En l’espèce, la Cour s’intéresse au contexte de l’enquête et fait observer que les policiers anglais agissaient sous une pression tout à fait exceptionnelle. Quinze jours avant l’attentat manqué des requérants, avaient eu lieu dans les transports londoniens d’autres attentats, et ceux-là avaient fait cinquante-deux victimes. À l’époque, à Londres et à Madrid, la police découvre ce qu’il est convenu d’appeler l’hyperterrorisme, c’est-à-dire une série d’attentats très rapprochés dans le temps ayant pour conséquences non seulement de faire de nombreuses victimes mais aussi de désorganiser les plans de secours. Dans cette hypothèse, il peut être urgent de mener des interrogatoires destinés à interrompre cette succession d’actions violentes. C’est donc sur ces considérations de fait que la Cour s’appuie pour considérer qu’il existait des « raisons impérieuses » d’écarter l’avocat de la garde à vue.

Utilisation des preuves et droit au procès équitable

Les interrogatoires de sécurité conduits avec les requérants ont retardé leur accès à un avocat, mais ce retard est finalement resté très modeste, entre quatre et huit heures selon les cas.
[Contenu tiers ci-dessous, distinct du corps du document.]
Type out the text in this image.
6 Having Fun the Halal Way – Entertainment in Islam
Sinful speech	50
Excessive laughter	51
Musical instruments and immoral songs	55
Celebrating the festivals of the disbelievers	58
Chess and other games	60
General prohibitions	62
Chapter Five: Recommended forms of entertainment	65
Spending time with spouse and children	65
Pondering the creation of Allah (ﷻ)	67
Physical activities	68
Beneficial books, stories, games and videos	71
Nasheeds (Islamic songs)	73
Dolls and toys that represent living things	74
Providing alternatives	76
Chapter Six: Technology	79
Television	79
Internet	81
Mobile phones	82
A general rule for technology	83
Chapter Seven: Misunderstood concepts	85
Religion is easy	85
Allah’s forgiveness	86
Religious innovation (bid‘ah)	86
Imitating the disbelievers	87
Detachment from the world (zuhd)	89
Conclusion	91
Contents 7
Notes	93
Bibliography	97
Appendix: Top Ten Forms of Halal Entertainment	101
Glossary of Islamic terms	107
La restriction au droit d’accès à l’avocat a été autorisée par le commissaire de police dans une décision motivée.
Aucun des requérants n’a subi de mauvais traitement ou de pression durant l’interrogatoire. Sur le procès en tant que tel, la Cour reprend une jurisprudence constante, par laquelle elle contrôle le contenu des informations et recommandations données au jury (CEDH, 16 octobre 2012 Beggs c. Royaume-Uni). Lors du procès des requérants, il est clair que le jury a été informé que certains interrogatoires avaient réalisés hors la présence de leur avocat. Dès lors que trois des accusés sur quatre niaient les faits à l’époque de l’interrogatoire de sécurité, le jury a même été averti que « certains mensonges peuvent avoir des explications innocentes ».

La Cour observe néanmoins que ces précautions procédurales ont des conséquences limitées sur l’issue du procès. La plupart des éléments de preuve incriminant les requérants ont été obtenus durant l’enquête, en dehors de toute déclaration des intéressés (achats de produits destinés à la fabrication des bombes, témoignages de tiers, séquences vidéo, etc.).
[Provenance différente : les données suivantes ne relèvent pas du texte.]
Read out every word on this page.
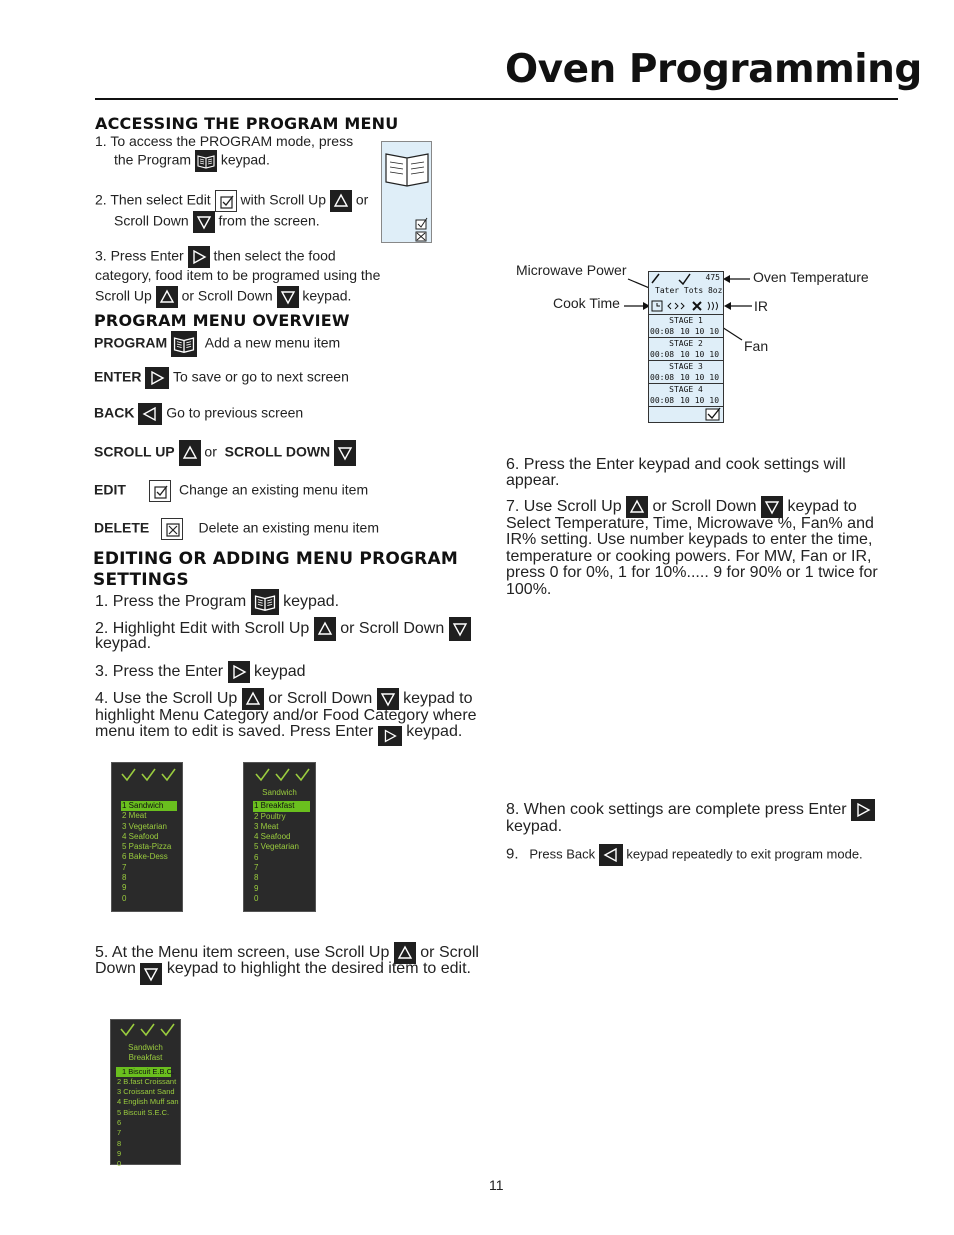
Oven Programming
ACCESSING THE PROGRAM MENU
1. To access the PROGRAM mode, press
the Program keypad.
2. Then select Edit with Scroll Up or
Scroll Down from the screen.
3. Press Enter then select the food
category, food item to be programed using the
Scroll Up or Scroll Down keypad.
PROGRAM MENU OVERVIEW
PROGRAM	Add a new menu item
ENTER To save or go to next screen
BACK Go to previous screen
SCROLL UP or SCROLL DOWN
EDIT	Change an existing menu item
DELETE	Delete an existing menu item
EDITING OR ADDING MENU PROGRAM
SETTINGS
1. Press the Program keypad.
2. Highlight Edit with Scroll Up or Scroll Down
keypad.
3. Press the Enter keypad
4. Use the Scroll Up or Scroll Down keypad to
highlight Menu Category and/or Food Category where
menu item to edit is saved. Press Enter keypad.
1 Sandwich
2 Meat
3 Vegetarian
4 Seafood
5 Pasta-Pizza
6 Bake-Dess
7
8
9
0
Sandwich
1 Breakfast
2 Poultry
3 Meat
4 Seafood
5 Vegetarian
6
7
8
9
0
Sandwich
Breakfast
1 Biscuit E.B.C.
2 B.fast Croissant
3 Croissant Sand
4 English Muff san
5 Biscuit S.E.C.
6
7
8
9
0
5. At the Menu item screen, use Scroll Up or Scroll
Down keypad to highlight the desired item to edit.
Microwave Power
Cook Time
Oven Temperature
IR
Fan
475
Tater Tots 8oz
STAGE 1
00:08 10 10 10
STAGE 2
00:08 10 10 10
STAGE 3
00:08 10 10 10
STAGE 4
00:08 10 10 10
6. Press the Enter keypad and cook settings will appear.
7. Use Scroll Up or Scroll Down keypad to
Select Temperature, Time, Microwave %, Fan% and
IR% setting. Use number keypads to enter the time,
temperature or cooking powers. For MW, Fan or IR,
press 0 for 0%, 1 for 10%..... 9 for 90% or 1 twice for
100%.
8. When cook settings are complete press Enter
keypad.
9. Press Back keypad repeatedly to exit program mode.
11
Le droit de ne pas s’incriminer

La Cour reconnaît finalement que les « interrogatoires de sécurité » prévus par le droit britannique peuvent être qualifiés d' »impérieuse nécessité » au sens de l’arrêt Salduz, et justifier l’absence de l’avocat des intéressés. Cette jurisprudence a évidemment pour conséquence immédiate de porter atteinte au droit de ne pas s’incriminer. La question se posait surtout pour le quatrième requérant qui avait admis, lors de l’interrogatoire de sécurité, avoir aidé l’un des poseurs de bombes à se procurer un passeport, alors que les autres condamnés, à ce stade de la procédure, niaient les faits.
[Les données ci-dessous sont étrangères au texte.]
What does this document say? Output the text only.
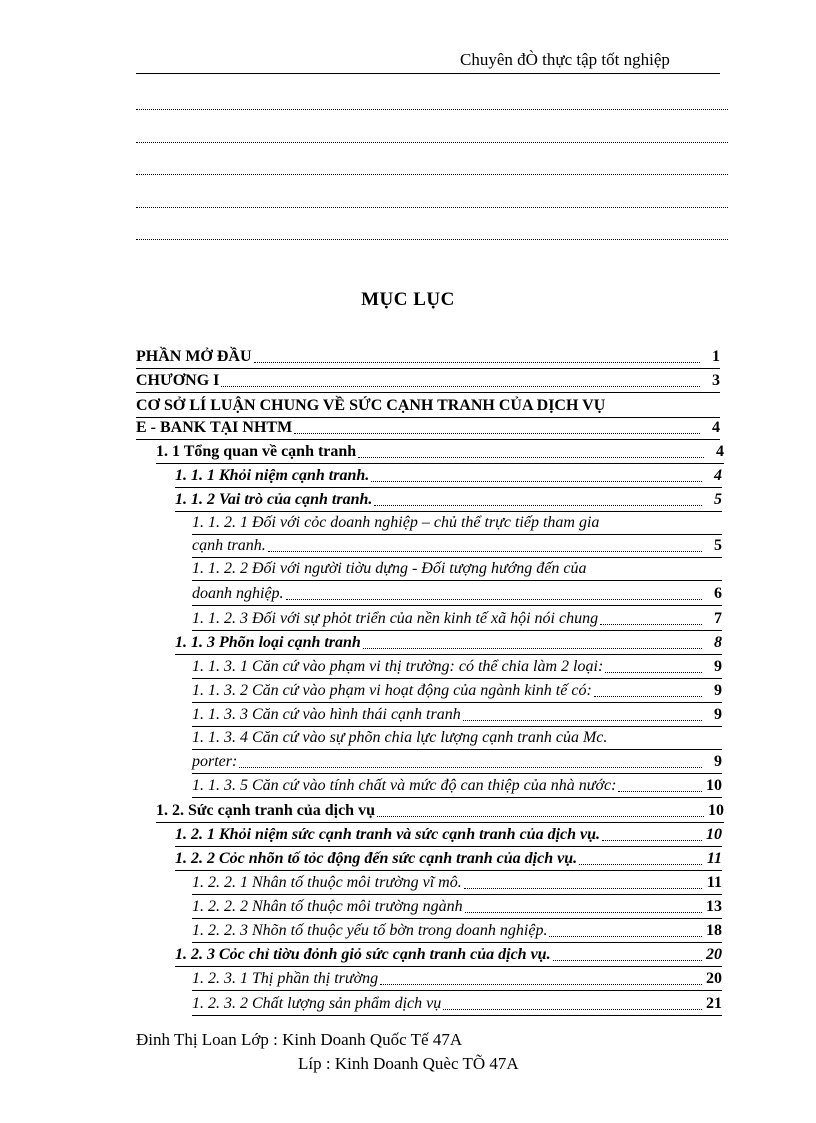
Chuyên đÒ thực tập tốt nghiệp
MỤC LỤC
PHẦN MỞ ĐẦU	1
CHƯƠNG I	3
CƠ SỞ LÍ LUẬN CHUNG VỀ SỨC CẠNH TRANH CỦA DỊCH VỤ
E - BANK TẠI NHTM	4
1. 1 Tổng quan về cạnh tranh	4
1. 1. 1 Khỏi niệm cạnh tranh.	4
1. 1. 2 Vai trò của cạnh tranh.	5
1. 1. 2. 1 Đối với cỏc doanh nghiệp – chủ thể trực tiếp tham gia
cạnh tranh.	5
1. 1. 2. 2 Đối với người tiờu dựng - Đối tượng hướng đến của
doanh nghiệp.	6
1. 1. 2. 3 Đối với sự phỏt triển của nền kinh tế xã hội nói chung	7
1. 1. 3 Phõn loại cạnh tranh	8
1. 1. 3. 1 Căn cứ vào phạm vi thị trường: có thể chia làm 2 loại:	9
1. 1. 3. 2 Căn cứ vào phạm vi hoạt động của ngành kinh tế có:	9
1. 1. 3. 3 Căn cứ vào hình thái cạnh tranh	9
1. 1. 3. 4 Căn cứ vào sự phõn chia lực lượng cạnh tranh của Mc.
porter:	9
1. 1. 3. 5 Căn cứ vào tính chất và mức độ can thiệp của nhà nước:	10
1. 2. Sức cạnh tranh của dịch vụ	10
1. 2. 1 Khỏi niệm sức cạnh tranh và sức cạnh tranh của dịch vụ.	10
1. 2. 2 Cỏc nhõn tố tỏc động đến sức cạnh tranh của dịch vụ.	11
1. 2. 2. 1 Nhân tố thuộc môi trường vĩ mô.	11
1. 2. 2. 2 Nhân tố thuộc môi trường ngành	13
1. 2. 2. 3 Nhõn tố thuộc yếu tố bờn trong doanh nghiệp.	18
1. 2. 3 Cỏc chỉ tiờu đỏnh giỏ sức cạnh tranh của dịch vụ.	20
1. 2. 3. 1 Thị phần thị trường	20
1. 2. 3. 2 Chất lượng sản phẩm dịch vụ	21
Đinh Thị Loan Lớp : Kinh Doanh Quốc Tế 47A
Líp : Kinh Doanh Quèc TÕ 47A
Mais là encore, observe la Cour, l’atteinte au droit de ne pas s’incriminer est limitée, car si la déclaration du quatrième requérant reconnaît sa complicité, elle l’exonère aussi de sa responsabilité directe dans la tentative d’attentat. L’intéressé n’est d’ailleurs jamais revenu sur ses déclarations, y compris lorsqu’il a pu bénéficier de l’assistance d’un avocat.

L’arrêt Ibrahim c. Royaume-Uni laisse penser, par analogie, que le droit français est parfaitement conforme à la Convention. En matière de terrorisme, il prévoit l’accès à l’avocat à la 72ème heure de la garde à vue, celle-ci pouvant durer jusqu’à 96 h. On se trouve donc dans un régime doublement dérogatoire puisque la garde à vue de droit commun dure 24 heures (durée renouvelable une fois) et que l’avocat est appelé dès le début de la procédure. Sur ce plan, l’arrêt Ibrahim assure aussi la reconnaissance du terrorisme comme justifiant un droit dérogatoire.